Thread: cpu_tuple_cost WRONG -> After an "analyze" or "vacuum full" indexes are not used anymore!!!

Hi all,
I did a little experiment ( Postgres 7.2.1 ):

I inserted some rows (28896) in an table with random value beetwen 0 and 100
and after same explain I noticed that the index created is not used after
a vacuum analyze ( some times after a vacuum full ) I raise the
cpu_tuple_cost
and the behaviour seem correct, this what I did:


kalman=# create table to_del (col1 serial primary key, col2 integer);
NOTICE:  CREATE TABLE will create implicit sequence 'to_del_col1_seq' for
SERIAL column 'to_del.col1'
NOTICE:  CREATE TABLE / PRIMARY KEY will create implicit index 'to_del_pkey'
for table 'to_del'
CREATE
kalman=# insert into to_del(col2) (select (random()*100)::integer);
NOTICE:  to_del_col1_seq.nextval: sequence was re-created
INSERT 5008207 1
kalman=# insert into to_del(col2) (select (random()*100)::integer from
to_del);
INSERT 5008208 1
kalman=# insert into to_del(col2) (select (random()*100)::integer from
to_del t1, to_del t2);
INSERT 0 4
kalman=# insert into to_del(col2) (select (random()*100)::integer from
to_del t1, to_del t2);
INSERT 0 36
kalman=# insert into to_del(col2) (select (random()*100)::integer from
to_del t1, to_del t2);
INSERT 0 1764
kalman=# insert into to_del(col2) (select (random()*100)::integer from
to_del t1);
INSERT 0 1806
kalman=# insert into to_del(col2) (select (random()*100)::integer from
to_del t1);
INSERT 0 3612
kalman=# insert into to_del(col2) (select (random()*100)::integer from
to_del t1);
INSERT 0 7224
kalman=# insert into to_del(col2) (select (random()*100)::integer from
to_del t1);
INSERT 0 14448
kalman=# select count(*) from to_del;
 count
-------
 28896
(1 row)

kalman=# select count(*) from to_del where col2 = 30;
 count
-------
   283
(1 row)

kalman=# explain select * from to_del where col2 = 30;
NOTICE:  QUERY PLAN:

Seq Scan on to_del  (cost=0.00..22.50 rows=5 width=8)

EXPLAIN
kalman=# create index idx_col2 on to_del(col2);
CREATE
kalman=# explain select * from to_del where col2 = 30;
NOTICE:  QUERY PLAN:

Index Scan using idx_col2 on to_del  (cost=0.00..399.75 rows=144 width=8)

EXPLAIN
kalman=# analyze;
ANALYZE
kalman=# explain select * from to_del where col2 = 30;
NOTICE:  QUERY PLAN:

Seq Scan on to_del  (cost=0.00..520.06 rows=277 width=8)

EXPLAIN
kalman=# vacuum full;
VACUUM
kalman=# explain select * from to_del where col2 = 30;
NOTICE:  QUERY PLAN:

Seq Scan on to_del  (cost=0.00..518.20 rows=275 width=8)

EXPLAIN
kalman=# analyze;
ANALYZE
kalman=# explain select * from to_del where col2 = 30;
NOTICE:  QUERY PLAN:

Seq Scan on to_del  (cost=0.00..520.06 rows=407 width=8)

EXPLAIN

So it's really strange. I continued with this consideration:

For a seq scan the cost is 520.06

kalman=# set enable_seqscan=off;
SET VARIABLE
kalman=# explain select * from to_del where col2 = 30;
NOTICE:  QUERY PLAN:

Index Scan using idx_col2 on to_del  (cost=0.00..634.38 rows=407 width=8)

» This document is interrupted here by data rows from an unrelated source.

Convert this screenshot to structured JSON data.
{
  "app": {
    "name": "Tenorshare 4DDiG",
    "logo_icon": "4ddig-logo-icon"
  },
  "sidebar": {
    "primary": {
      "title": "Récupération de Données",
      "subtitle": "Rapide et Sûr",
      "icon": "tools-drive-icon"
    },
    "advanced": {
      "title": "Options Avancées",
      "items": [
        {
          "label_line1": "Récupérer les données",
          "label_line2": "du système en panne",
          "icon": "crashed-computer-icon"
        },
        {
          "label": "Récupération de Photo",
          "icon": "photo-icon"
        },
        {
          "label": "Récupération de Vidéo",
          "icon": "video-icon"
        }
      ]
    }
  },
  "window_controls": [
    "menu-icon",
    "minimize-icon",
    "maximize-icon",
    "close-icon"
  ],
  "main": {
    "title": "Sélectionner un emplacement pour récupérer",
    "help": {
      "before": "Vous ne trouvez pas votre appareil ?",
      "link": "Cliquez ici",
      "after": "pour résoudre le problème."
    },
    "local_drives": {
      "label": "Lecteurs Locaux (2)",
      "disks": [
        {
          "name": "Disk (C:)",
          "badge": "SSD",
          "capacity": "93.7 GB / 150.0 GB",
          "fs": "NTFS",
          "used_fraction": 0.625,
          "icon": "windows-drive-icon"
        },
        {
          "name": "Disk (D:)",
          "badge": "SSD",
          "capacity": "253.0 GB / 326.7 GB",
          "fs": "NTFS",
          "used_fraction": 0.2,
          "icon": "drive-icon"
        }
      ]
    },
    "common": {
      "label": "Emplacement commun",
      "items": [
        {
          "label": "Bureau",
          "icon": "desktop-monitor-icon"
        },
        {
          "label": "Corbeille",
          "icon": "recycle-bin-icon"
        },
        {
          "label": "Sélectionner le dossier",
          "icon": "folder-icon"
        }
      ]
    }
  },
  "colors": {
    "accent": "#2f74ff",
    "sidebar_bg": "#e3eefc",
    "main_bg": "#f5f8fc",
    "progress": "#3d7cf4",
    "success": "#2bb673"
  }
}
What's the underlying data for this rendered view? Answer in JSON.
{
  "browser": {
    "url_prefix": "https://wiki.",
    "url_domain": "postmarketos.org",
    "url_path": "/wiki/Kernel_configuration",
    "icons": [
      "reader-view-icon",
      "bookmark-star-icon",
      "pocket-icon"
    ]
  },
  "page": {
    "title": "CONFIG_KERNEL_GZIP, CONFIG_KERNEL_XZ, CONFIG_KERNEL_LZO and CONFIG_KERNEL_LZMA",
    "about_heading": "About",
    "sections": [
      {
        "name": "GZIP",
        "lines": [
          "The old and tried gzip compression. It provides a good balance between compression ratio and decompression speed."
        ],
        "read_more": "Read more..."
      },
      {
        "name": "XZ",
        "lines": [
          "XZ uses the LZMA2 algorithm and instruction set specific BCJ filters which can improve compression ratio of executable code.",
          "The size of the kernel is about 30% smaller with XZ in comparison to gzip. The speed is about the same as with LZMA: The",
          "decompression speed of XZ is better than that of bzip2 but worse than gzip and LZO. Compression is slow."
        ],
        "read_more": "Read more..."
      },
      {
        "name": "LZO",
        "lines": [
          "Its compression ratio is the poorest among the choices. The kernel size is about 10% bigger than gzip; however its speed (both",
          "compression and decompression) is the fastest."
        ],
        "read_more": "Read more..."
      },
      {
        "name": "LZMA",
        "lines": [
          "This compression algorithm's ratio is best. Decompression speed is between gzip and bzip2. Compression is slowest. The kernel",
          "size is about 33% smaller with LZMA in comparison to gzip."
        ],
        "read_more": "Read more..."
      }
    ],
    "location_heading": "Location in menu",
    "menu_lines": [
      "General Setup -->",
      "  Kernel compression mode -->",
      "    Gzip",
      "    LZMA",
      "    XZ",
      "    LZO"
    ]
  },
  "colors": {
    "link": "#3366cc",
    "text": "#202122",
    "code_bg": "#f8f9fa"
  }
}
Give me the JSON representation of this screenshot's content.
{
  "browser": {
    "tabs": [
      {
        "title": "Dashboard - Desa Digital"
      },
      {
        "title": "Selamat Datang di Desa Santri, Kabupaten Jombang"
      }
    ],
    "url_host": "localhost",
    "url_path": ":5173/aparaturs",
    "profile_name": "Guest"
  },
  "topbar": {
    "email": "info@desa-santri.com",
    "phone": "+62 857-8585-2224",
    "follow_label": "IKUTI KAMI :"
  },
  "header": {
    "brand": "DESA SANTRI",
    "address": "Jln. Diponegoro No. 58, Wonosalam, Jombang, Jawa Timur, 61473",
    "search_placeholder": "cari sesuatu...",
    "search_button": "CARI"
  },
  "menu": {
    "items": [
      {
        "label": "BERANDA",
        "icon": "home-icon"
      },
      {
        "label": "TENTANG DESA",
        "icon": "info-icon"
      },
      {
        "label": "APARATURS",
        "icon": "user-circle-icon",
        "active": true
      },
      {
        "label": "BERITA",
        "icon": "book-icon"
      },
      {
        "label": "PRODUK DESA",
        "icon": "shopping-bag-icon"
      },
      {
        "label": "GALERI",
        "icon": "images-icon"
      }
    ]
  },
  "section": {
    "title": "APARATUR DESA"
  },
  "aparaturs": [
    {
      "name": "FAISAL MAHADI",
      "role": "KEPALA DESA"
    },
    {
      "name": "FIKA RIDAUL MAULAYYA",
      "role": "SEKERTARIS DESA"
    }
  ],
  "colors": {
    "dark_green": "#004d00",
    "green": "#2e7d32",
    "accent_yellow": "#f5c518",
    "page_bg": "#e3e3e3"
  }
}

so for an index scan is 634.38

kalman=# show cpu_tuple_cost;
NOTICE:  cpu_tuple_cost is 0.01
SHOW VARIABLE

kalman=# show cpu_index_tuple_cost ;
NOTICE:  cpu_index_tuple_cost is 0.001
SHOW VARIABLE

So I tried to raise the cost of cpu_tuple_cost:

kalman=#  set cpu_tuple_cost = 0.1;
SET VARIABLE

and now all seems right:

kalman=# explain select * from to_del where col2 = 30;
NOTICE:  QUERY PLAN:

Index Scan using idx_col2 on to_del  (cost=0.00..670.97 rows=407 width=8)

now I'll check if the scan is used again:

kalman=# update to_del set col2 = 30;
UPDATE 28896

kalman=# explain select * from to_del where col2 = 30;
NOTICE:  QUERY PLAN:

Index Scan using idx_col2 on to_del  (cost=0.00..670.97 rows=407 width=8)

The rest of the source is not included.